Linear normalised hash function for clustering gene sequences and identifying reference sequences from multiple sequence alignments.

Abstract

Background: Comparative genomics has put additional demands on the assessment of similarity between sequences and their clustering as means for classification. However, defining the optimal number of clusters, cluster density and boundaries for sets of potentially related sequences of genes with variable degrees of polymorphism remains a significant challenge. The aim of this study was to develop a method that would identify the cluster centroids and the optimal number of clusters for a given sensitivity level and could work equally well for the different sequence datasets.

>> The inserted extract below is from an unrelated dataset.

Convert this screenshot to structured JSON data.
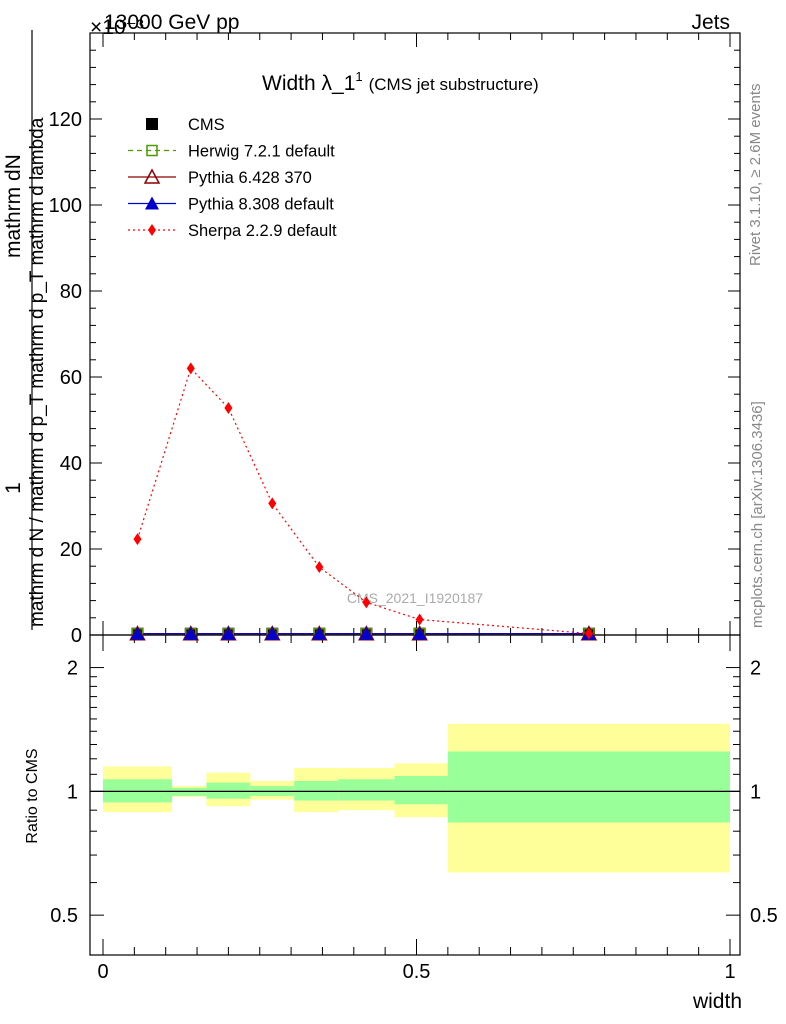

Results: A novel method that combines the linear mapping hash function and multiple sequence alignment (MSA) was developed. This method takes advantage of the already sorted by similarity sequences from the MSA output, and identifies the optimal number of clusters, clusters cut-offs, and clusters centroids that can represent reference gene vouchers for the different species. The linear mapping hash function can map an already ordered by similarity distance matrix to indices to reveal gaps in the values around which the optimal cut-offs of the different clusters can be identified. The method was evaluated using sets of closely related (16S rRNA gene sequences of Nocardia species) and highly variable (VP1 genomic region of Enterovirus 71) sequences and outperformed existing unsupervised machine learning clustering methods and dimensionality reduction methods. This method does not require prior knowledge of the number of clusters or the distance between clusters, handles clusters of different sizes and shapes, and scales linearly with the dataset.

Conclusions: The combination of MSA with the linear mapping hash function is a computationally efficient way of gene sequence clustering and can be a valuable tool for the assessment of similarity, clustering of different microbial genomes, identifying reference sequences, and for the study of evolution of bacteria and viruses.